Una lengua mal asimilada conduce a lo siguiente: iluminaria por luminaria; antifungicida por fungicida; majarete por manjarete ; y lo peor, decir: Te espero a la mañana, ya que la preposición que reclama el verbo ESPERAR es EN, por denotar en qué tiempo se realizará lo expresado.
Salta a la vista el hecho de que el ser humano aprende la lengua en circunstancias cambiantes, socorridas por las variables genéticas y los aportes sociales del habla que genera la cultura, paso a paso, sin mayores sobresaltos. Se debe destacar el nivel de dificultad en el uso del adjetivo que enfrenta el principiante. Incluirlo en su repertorio de voces supone en el infante y el adulto inculto, un alto grado de abstracción, dado que el adjetivo es un invento o descubrimiento de la condición, por lo que está sujeto a la contemplación del objeto.
Lo esperado es que el niño salte del sujeto al verbo (papá trabaja), aunque ocasionalmente incluya los valorativos bueno-malo o los estéticos feo-bonito.

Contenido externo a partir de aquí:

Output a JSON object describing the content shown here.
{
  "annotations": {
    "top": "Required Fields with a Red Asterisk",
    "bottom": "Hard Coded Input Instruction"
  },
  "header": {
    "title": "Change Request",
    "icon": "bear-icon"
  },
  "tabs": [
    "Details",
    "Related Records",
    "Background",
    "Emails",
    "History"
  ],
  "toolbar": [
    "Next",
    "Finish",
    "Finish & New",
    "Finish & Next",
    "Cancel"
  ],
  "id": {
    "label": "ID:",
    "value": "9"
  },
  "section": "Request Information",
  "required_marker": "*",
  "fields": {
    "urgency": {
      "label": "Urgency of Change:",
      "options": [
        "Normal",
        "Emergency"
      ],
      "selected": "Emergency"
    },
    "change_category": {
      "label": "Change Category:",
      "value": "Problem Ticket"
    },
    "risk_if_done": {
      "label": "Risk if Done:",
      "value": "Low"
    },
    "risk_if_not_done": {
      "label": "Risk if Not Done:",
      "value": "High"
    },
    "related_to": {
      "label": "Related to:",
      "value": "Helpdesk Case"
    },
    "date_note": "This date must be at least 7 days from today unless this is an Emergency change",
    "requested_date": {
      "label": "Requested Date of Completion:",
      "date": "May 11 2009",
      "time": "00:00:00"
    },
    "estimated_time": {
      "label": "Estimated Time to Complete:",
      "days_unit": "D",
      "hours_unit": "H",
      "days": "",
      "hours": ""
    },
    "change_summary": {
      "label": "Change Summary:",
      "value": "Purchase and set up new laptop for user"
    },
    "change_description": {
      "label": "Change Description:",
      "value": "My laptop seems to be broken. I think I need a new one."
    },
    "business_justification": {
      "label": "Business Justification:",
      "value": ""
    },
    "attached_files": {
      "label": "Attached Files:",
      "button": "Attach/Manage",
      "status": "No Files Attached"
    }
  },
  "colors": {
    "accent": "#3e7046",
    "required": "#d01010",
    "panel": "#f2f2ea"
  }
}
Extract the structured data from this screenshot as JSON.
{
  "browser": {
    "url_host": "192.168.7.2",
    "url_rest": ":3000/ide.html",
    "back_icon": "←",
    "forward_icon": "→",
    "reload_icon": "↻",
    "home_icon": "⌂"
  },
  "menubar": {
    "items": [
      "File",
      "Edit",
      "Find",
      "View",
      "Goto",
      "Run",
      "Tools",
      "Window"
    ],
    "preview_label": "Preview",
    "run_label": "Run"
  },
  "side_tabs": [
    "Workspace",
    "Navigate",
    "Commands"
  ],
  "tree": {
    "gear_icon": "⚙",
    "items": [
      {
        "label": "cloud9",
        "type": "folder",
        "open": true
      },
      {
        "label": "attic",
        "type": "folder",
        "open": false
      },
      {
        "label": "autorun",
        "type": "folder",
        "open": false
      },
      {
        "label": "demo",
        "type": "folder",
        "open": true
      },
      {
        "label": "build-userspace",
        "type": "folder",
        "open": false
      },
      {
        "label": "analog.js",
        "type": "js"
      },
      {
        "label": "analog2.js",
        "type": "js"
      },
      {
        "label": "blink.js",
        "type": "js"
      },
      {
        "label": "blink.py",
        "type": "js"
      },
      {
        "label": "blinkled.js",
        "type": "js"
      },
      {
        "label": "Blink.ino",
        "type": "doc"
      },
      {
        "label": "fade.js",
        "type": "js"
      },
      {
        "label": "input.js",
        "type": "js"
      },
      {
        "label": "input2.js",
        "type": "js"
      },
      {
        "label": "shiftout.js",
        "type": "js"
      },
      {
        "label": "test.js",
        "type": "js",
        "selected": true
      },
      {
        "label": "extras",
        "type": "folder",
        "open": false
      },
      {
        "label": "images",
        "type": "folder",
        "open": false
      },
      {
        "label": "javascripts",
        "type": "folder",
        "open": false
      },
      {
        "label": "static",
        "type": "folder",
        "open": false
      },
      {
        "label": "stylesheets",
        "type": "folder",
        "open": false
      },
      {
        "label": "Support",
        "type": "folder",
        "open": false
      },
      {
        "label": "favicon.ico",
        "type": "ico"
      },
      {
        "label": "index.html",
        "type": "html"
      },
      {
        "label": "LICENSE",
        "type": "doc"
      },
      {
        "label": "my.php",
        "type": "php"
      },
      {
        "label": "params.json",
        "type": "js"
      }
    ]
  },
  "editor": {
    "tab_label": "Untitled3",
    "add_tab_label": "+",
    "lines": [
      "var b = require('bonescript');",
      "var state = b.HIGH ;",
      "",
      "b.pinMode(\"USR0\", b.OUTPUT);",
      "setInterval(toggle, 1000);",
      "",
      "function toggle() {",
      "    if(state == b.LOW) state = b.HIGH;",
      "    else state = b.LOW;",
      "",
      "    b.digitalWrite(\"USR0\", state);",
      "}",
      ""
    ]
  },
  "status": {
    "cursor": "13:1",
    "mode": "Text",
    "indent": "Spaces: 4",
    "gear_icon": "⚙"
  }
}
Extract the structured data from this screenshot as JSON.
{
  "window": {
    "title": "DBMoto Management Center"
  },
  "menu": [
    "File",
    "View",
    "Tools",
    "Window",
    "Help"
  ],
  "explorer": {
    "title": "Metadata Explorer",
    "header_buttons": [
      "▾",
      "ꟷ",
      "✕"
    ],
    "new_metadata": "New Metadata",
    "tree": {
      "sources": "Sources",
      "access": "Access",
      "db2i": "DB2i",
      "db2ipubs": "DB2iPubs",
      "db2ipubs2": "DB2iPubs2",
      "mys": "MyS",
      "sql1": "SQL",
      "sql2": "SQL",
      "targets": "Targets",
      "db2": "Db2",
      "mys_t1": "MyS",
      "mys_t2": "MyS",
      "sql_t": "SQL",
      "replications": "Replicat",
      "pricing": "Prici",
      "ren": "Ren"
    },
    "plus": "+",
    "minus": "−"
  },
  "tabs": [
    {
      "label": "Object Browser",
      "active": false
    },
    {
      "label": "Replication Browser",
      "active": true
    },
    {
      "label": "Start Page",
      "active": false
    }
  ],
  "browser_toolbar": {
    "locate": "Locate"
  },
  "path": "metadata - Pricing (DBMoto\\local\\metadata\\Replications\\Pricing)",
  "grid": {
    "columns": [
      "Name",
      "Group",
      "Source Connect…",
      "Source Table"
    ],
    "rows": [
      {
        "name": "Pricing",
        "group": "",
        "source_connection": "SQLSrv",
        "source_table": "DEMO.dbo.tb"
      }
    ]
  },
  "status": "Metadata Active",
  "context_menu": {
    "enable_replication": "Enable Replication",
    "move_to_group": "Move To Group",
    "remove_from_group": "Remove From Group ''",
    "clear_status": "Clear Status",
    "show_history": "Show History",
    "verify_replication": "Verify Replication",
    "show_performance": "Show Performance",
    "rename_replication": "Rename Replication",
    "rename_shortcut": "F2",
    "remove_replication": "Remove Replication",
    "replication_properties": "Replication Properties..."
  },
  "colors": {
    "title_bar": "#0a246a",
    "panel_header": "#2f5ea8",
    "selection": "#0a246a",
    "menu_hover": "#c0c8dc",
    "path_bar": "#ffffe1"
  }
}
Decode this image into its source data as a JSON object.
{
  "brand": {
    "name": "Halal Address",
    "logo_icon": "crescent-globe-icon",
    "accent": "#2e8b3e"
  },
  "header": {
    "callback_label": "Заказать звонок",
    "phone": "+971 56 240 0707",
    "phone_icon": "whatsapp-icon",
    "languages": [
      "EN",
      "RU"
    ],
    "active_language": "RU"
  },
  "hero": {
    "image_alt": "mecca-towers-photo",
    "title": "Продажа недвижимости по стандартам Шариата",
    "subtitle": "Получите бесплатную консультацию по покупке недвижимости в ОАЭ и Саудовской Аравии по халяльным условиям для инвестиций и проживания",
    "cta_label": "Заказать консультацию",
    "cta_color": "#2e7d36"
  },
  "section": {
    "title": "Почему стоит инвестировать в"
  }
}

Muchas de las formas como usamos la lengua no se hallan formuladas en la normativa, ni son el producto de la reflexión gramatical editada.
Son sí, el resultado del uso, de la prominencia, de la historia, del contexto geográfico, de la cultura. Las palabras no son siempre fotogénicas y fonogénicas. Decimos: Señor Pérez y don Guillermo, pero no Señor Guillermo o don Pérez, porque el uso ha impuesto el nombre como complemento de don, y el apellido, de señor.
La voz PASTERIZAR, cuyo significado consiste ‘en elevar la temperatura de un líquido y enfriarlo bruscamente para destruir microorganismos’, es la palabra que está más cerca del étimo; sin embargo, la más preeminente en el uso es PASTEURIZAR.
Pocas palabras en nuestra lengua han causado tanta hilaridad como él participio FREÍDO, válido cuando se usa en función verbal. Recordemos que, en su etapa lógica, lo esperado por el principiante es el sentido predominante, común en la mayor parte de los casos.
No se debe soslayar el hecho de que aprender a escribir es una uniformidad social exigida por la cultura, lo que hace prevaler formas prácticas e inteligentes en su enseñanza. Vale decir: que se debe enseñar con técnicas que permitan apropiarse de la mecánica y el espíritu de la lengua. Una señal, entre otras, que facilite descubrir que una palabra mal escrita se ve mal, que la mano tiene una memoria motriz, que la raíz de una palabra transparenta la ortografía de su familia léxica, que podemos inventar palabras, pero no reglas. De cualquier modo que se mire, lengua y vida conviven y se complementan en una con-sustancialidad esencial.